I am lucky enough to work at the same school as Corelaborate blogger, Douglas Ferguson (read one of his posts about the Three Dimensions of NGSS here.). He is our school STEM Specialist, a role he has been creating and defining throughout the year. Once a month he comes into my classroom for a week (he does this in all 3rd-6th grade classes) and leads students through an investigation, often using Lego Robotics. In May he switched things up and used the picture book, Those Darn Squirrels by Adam Rubin, as inspiration for students to design and construct squirrel launchers. (Never fear, the squirrels to be launched were replicas made on a 3D printer, not real!)
When Doug comes in he is slated for a 30 minute block, which never feels like enough time. If you’ve read my other posts, you are aware that I like to integrate science with literacy. A few days before Doug was scheduled to come in I asked him how I could better support the science objectives during my reading block. He explained that part of the week’s focus would be on simple machines, an area that students didn’t have much background knowledge in. I searched the ScienceSaurus, a nice resource that I have a class set of, and found a good article that my students could close read to develop their understanding of simple machines.

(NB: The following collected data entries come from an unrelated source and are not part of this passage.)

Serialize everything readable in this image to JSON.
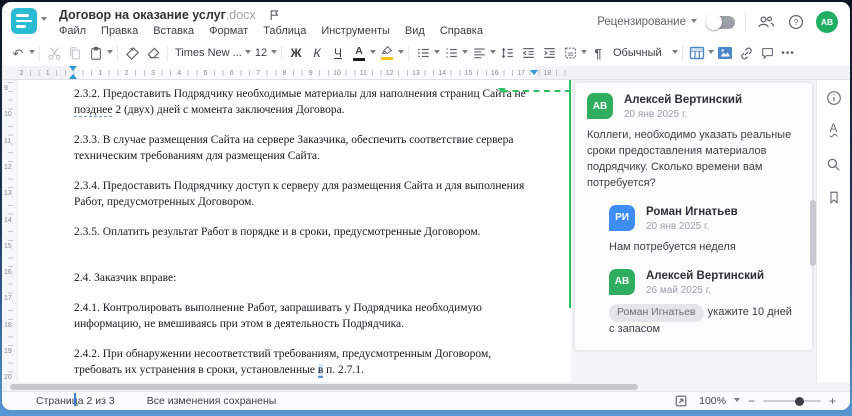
{
  "colors": {
    "brand_teal": "#2bbcd4",
    "comment_anchor_green": "#2fc061",
    "avatar_green": "#2fae60",
    "avatar_blue": "#3d8df5",
    "toolbar_accent_blue": "#4a86c8",
    "highlight_yellow": "#f3c51d"
  },
  "header": {
    "title": "Договор на оказание услуг",
    "title_ext": ".docx",
    "menu": [
      "Файл",
      "Правка",
      "Вставка",
      "Формат",
      "Таблица",
      "Инструменты",
      "Вид",
      "Справка"
    ],
    "review_label": "Рецензирование",
    "avatar_initials": "АВ"
  },
  "toolbar": {
    "font_name": "Times New ...",
    "font_size": "12",
    "bold_label": "Ж",
    "italic_label": "К",
    "underline_label": "Ч",
    "font_color_label": "А",
    "style_name": "Обычный",
    "paragraph_label": "¶",
    "more_label": "•••",
    "icons": [
      "undo",
      "cut",
      "copy",
      "paste",
      "format-painter",
      "eraser",
      "bullet-list",
      "numbered-list",
      "align",
      "line-spacing",
      "outdent",
      "indent",
      "frame",
      "table",
      "image",
      "link",
      "comment"
    ]
  },
  "ruler": {
    "left_numbers": [
      "2",
      "1"
    ],
    "numbers": [
      "1",
      "2",
      "3",
      "4",
      "5",
      "6",
      "7",
      "8",
      "9",
      "10",
      "11",
      "12",
      "13",
      "14",
      "15",
      "16",
      "17",
      "18"
    ],
    "v_numbers": [
      "9",
      "10",
      "11",
      "12",
      "13",
      "14",
      "15",
      "16",
      "17",
      "18",
      "19",
      "20"
    ]
  },
  "document": {
    "p232_before": "2.3.2. Предоставить Подрядчику необходимые материалы для наполнения страниц Сайта не ",
    "p232_underlined": "позднее",
    "p232_after": " 2 (двух) дней с момента заключения Договора.",
    "p233": "2.3.3. В случае размещения Сайта на сервере Заказчика, обеспечить соответствие сервера техническим требованиям для размещения Сайта.",
    "p234": "2.3.4. Предоставить Подрядчику доступ к серверу для размещения Сайта и для выполнения Работ, предусмотренных Договором.",
    "p235": "2.3.5. Оплатить результат Работ в порядке и в сроки, предусмотренные Договором.",
    "p24": "2.4. Заказчик вправе:",
    "p241": "2.4.1. Контролировать выполнение Работ, запрашивать у Подрядчика необходимую информацию, не вмешиваясь при этом в деятельность Подрядчика.",
    "p242_before": "2.4.2. При обнаружении несоответствий требованиям, предусмотренным Договором, требовать их устранения в сроки, установленные ",
    "p242_marked": "в",
    "p242_after": " п. 2.7.1."
  },
  "comments": {
    "main": {
      "initials": "АВ",
      "name": "Алексей Вертинский",
      "date": "20 янв 2025 г.",
      "text": "Коллеги, необходимо указать реальные сроки предоставления материалов подрядчику. Сколько времени вам потребуется?"
    },
    "reply1": {
      "initials": "РИ",
      "name": "Роман Игнатьев",
      "date": "20 янв 2025 г.",
      "text": "Нам потребуется неделя"
    },
    "reply2": {
      "initials": "АВ",
      "name": "Алексей Вертинский",
      "date": "26 май 2025 г.",
      "mention": "Роман Игнатьев",
      "text": "укажите 10 дней с запасом"
    }
  },
  "statusbar": {
    "page_info": "Страница 2 из 3",
    "saved_status": "Все изменения сохранены",
    "zoom_value": "100%"
  }
}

Over the last few years close reading has remained a hot topic in language arts classrooms. There are many definitions, but at the heart of it, I believe close reading requires students to interact with text in meaningful ways to understand the text (or a component of the text) on a deeper level. If close reading is something that you’re not familiar with you might want to start with this post about what close reading is and is not by Chris Lehman, co-author of Falling in Love With Close Reading.

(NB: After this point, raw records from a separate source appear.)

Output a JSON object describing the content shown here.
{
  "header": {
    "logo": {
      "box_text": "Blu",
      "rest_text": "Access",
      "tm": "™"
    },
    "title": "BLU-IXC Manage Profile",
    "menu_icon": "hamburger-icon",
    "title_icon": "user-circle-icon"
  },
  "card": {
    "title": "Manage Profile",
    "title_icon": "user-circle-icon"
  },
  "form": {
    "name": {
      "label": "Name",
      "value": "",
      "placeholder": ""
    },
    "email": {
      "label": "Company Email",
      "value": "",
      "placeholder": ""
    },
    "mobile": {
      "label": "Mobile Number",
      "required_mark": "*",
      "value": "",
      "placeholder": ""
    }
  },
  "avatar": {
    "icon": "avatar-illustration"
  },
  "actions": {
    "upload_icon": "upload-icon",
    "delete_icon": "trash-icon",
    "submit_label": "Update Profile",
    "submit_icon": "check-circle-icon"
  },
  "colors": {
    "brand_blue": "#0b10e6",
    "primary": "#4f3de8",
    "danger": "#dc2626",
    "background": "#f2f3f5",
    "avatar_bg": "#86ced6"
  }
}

Understanding domain-specific words such as “simple machines” is a CCSS standard – CCSS.ELA.RI.4.4. As I began planning I decided to turn to Literacy Design Collaborative (LDC) and search for a lesson, or mini-task, that would help students understand the meaning of simple machines. (Another Corelaborate colleague Alisa Louie recently wrote about mini-tasks here.) There was a Frayer Model task already created, but it didn’t quite meet my needs so I created my own, splitting the task into two days.
Day 1: I introduced the learning target to the class. Our goal was that they would be able to complete the sentences: “A simple machine is ________. Examples of simple machines are ____________.” Students had their own texts in front of them, but I did the initial reading of the text aloud. As I read they were thinking about the gist, the main idea of the article. When I got done reading we decided that the gist of the article was that “simple machines help do work.”

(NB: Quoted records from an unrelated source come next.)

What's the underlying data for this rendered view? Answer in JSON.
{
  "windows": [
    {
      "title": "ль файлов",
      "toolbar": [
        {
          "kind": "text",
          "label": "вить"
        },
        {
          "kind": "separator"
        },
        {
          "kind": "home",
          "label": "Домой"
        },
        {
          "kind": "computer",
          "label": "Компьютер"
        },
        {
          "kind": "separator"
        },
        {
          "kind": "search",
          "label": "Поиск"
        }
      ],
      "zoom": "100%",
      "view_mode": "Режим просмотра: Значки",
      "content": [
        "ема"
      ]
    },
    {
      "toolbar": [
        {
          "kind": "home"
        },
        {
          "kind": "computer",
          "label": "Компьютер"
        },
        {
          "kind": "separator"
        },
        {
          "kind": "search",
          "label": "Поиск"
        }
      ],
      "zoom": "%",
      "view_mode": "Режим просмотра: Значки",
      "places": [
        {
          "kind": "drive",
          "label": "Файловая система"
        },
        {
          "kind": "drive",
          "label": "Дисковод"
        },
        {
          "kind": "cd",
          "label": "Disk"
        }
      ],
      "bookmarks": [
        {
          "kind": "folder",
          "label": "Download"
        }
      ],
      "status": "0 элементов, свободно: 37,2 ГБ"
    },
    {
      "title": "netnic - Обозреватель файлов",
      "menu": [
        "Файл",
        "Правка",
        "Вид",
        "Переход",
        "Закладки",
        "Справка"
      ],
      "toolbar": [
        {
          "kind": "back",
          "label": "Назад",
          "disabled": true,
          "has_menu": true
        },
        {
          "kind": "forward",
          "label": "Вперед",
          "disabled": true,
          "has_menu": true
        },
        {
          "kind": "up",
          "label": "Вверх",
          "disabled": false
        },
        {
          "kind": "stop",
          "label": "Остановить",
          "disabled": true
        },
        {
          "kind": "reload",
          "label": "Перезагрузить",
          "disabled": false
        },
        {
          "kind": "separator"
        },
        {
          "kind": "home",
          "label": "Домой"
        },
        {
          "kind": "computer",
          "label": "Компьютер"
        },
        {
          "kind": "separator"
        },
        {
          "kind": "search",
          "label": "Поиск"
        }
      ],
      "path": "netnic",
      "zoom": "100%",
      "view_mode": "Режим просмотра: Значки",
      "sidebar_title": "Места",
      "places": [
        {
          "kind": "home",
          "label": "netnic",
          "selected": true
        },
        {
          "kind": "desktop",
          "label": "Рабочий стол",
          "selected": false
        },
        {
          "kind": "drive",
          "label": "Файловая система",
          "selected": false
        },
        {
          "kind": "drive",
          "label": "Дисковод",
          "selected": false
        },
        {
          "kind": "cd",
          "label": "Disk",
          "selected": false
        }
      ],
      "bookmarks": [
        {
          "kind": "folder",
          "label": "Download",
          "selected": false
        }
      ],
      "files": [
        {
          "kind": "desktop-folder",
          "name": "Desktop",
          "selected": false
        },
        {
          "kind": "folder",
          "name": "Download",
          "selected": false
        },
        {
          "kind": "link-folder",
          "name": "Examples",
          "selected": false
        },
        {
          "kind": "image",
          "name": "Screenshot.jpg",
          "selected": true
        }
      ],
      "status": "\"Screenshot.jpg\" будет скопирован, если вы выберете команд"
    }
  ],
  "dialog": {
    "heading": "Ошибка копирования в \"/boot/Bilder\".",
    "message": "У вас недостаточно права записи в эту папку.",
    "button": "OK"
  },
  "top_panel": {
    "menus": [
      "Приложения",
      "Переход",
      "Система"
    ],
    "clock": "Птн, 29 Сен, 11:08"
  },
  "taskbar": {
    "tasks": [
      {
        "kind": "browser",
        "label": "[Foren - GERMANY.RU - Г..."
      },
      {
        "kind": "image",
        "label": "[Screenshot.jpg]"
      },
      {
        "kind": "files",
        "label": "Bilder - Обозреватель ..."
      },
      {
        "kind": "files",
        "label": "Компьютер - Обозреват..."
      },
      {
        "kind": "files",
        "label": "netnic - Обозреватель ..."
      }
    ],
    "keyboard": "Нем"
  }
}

Day 2: We started by reviewing the targets and reading aloud the sentence stems that we were aiming to be able to fill in by the end of the day. Then, I passed out the Frayer Model Graphic organizer for vocabulary. I had students re-read the text with a partner until they found the definition for “simple machines” and we wrote that in the appropriate place. We worked through the rest of the model, which required re-reading sections of the article multiple times, in pairs and then sharing out as a class to check our understanding.
This work on better understanding simple machines occurred during my literacy block. Then, when Doug came into my room in the afternoon he was able to have students apply their understanding of simple machines directly into the hands-on engineering they were doing.
Due to time constraints I stopped our simple machine vocabulary work with the Frayer Model. As I reflected on the lessons, I realized that with just a few more days I could do a better job connecting our understanding of simple machines, to the story Those Darn Squirrels. I could also integrate informational writing as well. I would not be able to re-teach these lessons this year, but with the ideas swirling in my head I decided to see if I could write a “quick module” that would take less than two weeks to teach.
LDC Modules all begin with a teaching task that drives instruction. One of the awesome things about LDC is that there are task templates already written and teachers can fill in the blanks to meet their specific needs. I searched the elementary templates and found one I liked, personalizing it to become: After reading Those Darn Squirrels and an article about simple machines, write several paragraphs in which you define simple machines and explain how the squirrels used simple machines in Those Darn Squirrels. Support your response with evidence from the text/s. I included my Close Reading for Science Vocabulary mini-task, and wrote a few other mini-tasks to come up with a more connected unit. It needs some fine-tuning still, but next year we’ll be able to be even more purposeful integrating science and literacy in this engineering week with Doug.
A Note About My LDC Work
As referenced above, LDC has a searchable library of mini-tasks and modules that teachers have created. The items in the library have all been categorized and are either “Unrated,” “Good to Go” or “Exemplary.” After creating something in Core Tools, teachers have the option of keeping their work to themselves, or sharing it with the public, or even submitting their work to an LDC jury who then can decide to give the work the “Good to Go” or “Exemplary” label. At the LDC trainings I have been to, presenters have warned us about using unrated work, because it hasn’t been vetted. If you use “Exemplary” units you can be sure that the work is CCSS aligned and of high quality.
My work is unrated. There are some revisions I would like to make before I send it to a jury, but I have gone ahead and made them public. I’ve even made them open to comment on because I am hoping to embrace the collaborative nature of LDC and work with others to improve my craft. If you try out the mini-task or the module, please let me know! I’d love to continue the conversation about literacy integration with science!